• How Is Paris Using Stickers to Manage Pollution?

Air Clean Up

How Is Paris Using Stickers to Manage Pollution?

Jan 18 2017

The Parisian Mayor Anne Hidalgo has unveiled her latest scheme intended to combat rising levels of pollution in the French capital – anti-pollution stickers which must be displayed by all vehicles entering the city limits.

The stickers are divided into six categories which designate varying levels of pollution, as well as a seventh into which the oldest vehicles fall. On particularly polluted days, cars, buses, lorries and scooters which are guilty of higher rates of pollution may be refused entry into the city.

Hidalgo’s latest offence

The measure, known as Crit’Air (a play on words involving criteria and air), came into effect on Monday 16th January and is a direct response to increased incidences of heavy smog over the capital. Motorists must obtain and display a sticker on their vehicle or else risk a fine of between €68 and €135, though it’s thought that penalties will be few and far between in the opening months of its implementation.

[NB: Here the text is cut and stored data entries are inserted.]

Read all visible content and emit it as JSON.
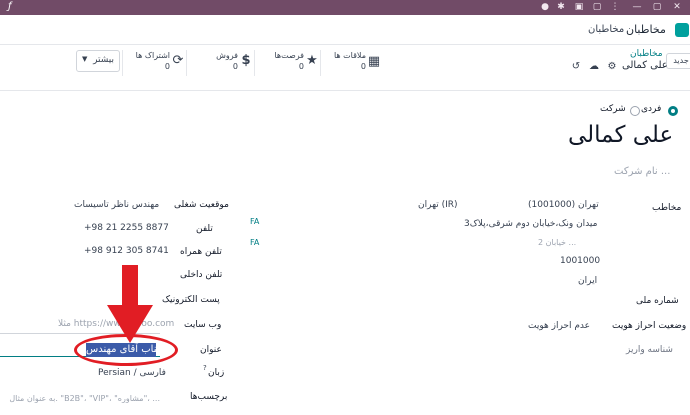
{
  "navbar": {
    "app_name": "مخاطبان",
    "menu_contacts": "مخاطبان"
  },
  "control_panel": {
    "new_button": "جدید",
    "breadcrumb_parent": "مخاطبان",
    "breadcrumb_current": "علی کمالی",
    "stats": [
      {
        "label": "ملاقات ها",
        "value": "0",
        "icon": "calendar-icon"
      },
      {
        "label": "فرصت‌ها",
        "value": "0",
        "icon": "star-icon"
      },
      {
        "label": "فروش",
        "value": "0",
        "icon": "dollar-icon"
      },
      {
        "label": "اشتراک ها",
        "value": "0",
        "icon": "refresh-icon"
      }
    ],
    "more_button": "بیشتر"
  },
  "form": {
    "type_individual": "فردی",
    "type_company": "شرکت",
    "name": "علی کمالی",
    "company_placeholder": "نام شرکت ...",
    "left_column": {
      "contact_label": "مخاطب",
      "city": "تهران (1001000)",
      "state": "تهران (IR)",
      "street": "میدان ونک،خیابان دوم شرقی،پلاک3",
      "street2_placeholder": "خیابان 2 ...",
      "zip": "1001000",
      "country": "ایران",
      "national_id_label": "شماره ملی",
      "identity_status_label": "وضعیت احراز هویت",
      "identity_status_value": "عدم احراز هویت",
      "deposit_id_label": "شناسه واریز"
    },
    "right_column": {
      "job_position_label": "موقعیت شغلی",
      "job_position_value": "مهندس ناظر تاسیسات",
      "phone_label": "تلفن",
      "phone_value": "+98 21 2255 8877",
      "mobile_label": "تلفن همراه",
      "mobile_value": "+98 912 305 8741",
      "internal_phone_label": "تلفن داخلی",
      "email_label": "پست الکترونیک",
      "website_label": "وب سایت",
      "website_placeholder": "مثلا https://www.odoo.com",
      "title_label": "عنوان",
      "title_value": "جناب آقای مهندس",
      "language_label": "زبان",
      "language_help": "?",
      "language_value": "Persian / فارسی",
      "tags_label": "برچسب‌ها",
      "tags_placeholder": "به عنوان مثال. \"B2B\"، \"VIP\"، \"مشاوره\"، ..."
    },
    "fa_badge": "FA"
  },
  "colors": {
    "brand": "#714b67",
    "accent": "#017e84",
    "annotation": "#e11d24",
    "selection": "#3b5ba9"
  }
}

The idea is just the latest in a series of environmentally-minded initiatives from the socialist mayor, who has made it her personal mission to clean up Paris’ poor airwaves. In September 2015, Paris was turned into a car-free city for one day, with motorists encouraged to take advantage of the city’s extensive public transportation network free of charge.

She has also put forward plans to pedestrianize the banks of the River Seine, which if they come to fruition would cost a total of €8 million and would revolutionise the appearance of Paris city centre.  

British motorists beware

The new legislation will apply to all vehicles entering the French capital, including overseas cars from the UK. As such, British tourists visiting Paris have been warned to make sure they comply with the law or risk incurring a hefty fine.

Stickers can be obtained online and cost roughly €4 (£3.50) to purchase. According to the environment minister Ségolène Royal, 2.5 million units have already been ordered and though the website is currently only available in French, plans to roll out a foreign-language extension of it are scheduled for later this month.

The seventh, unlisted category of the stickers applies to cars that were registered prior to 1997, motorbikes and scooters from before 2000 and buses and trucks from pre-2001. These vehicles will be banned outright from entering Paris when pollution is particularly poor.

Not everyone is convinced

While the government is enthusiastic about the new measure and believes it will prove to be far more effective than the odd-even number plate embargo imposed at periodic intervals over the past few years, not everyone is supportive of its implementation.

The organisation 40 Million Motorists have been outspoken in their condemnation of the stickers, claiming that little support has been provided to those motorists who currently own polluting vehicles through little fault of their own.

“In Germany for example there is a system for adapting older cars and people are given a subsidy by the government to fit their car with that non-polluting technology,” explained Daniel Quéro, a spokesperson for the outfit. “Whereas in France solutions are being put forth without offering good alternatives.”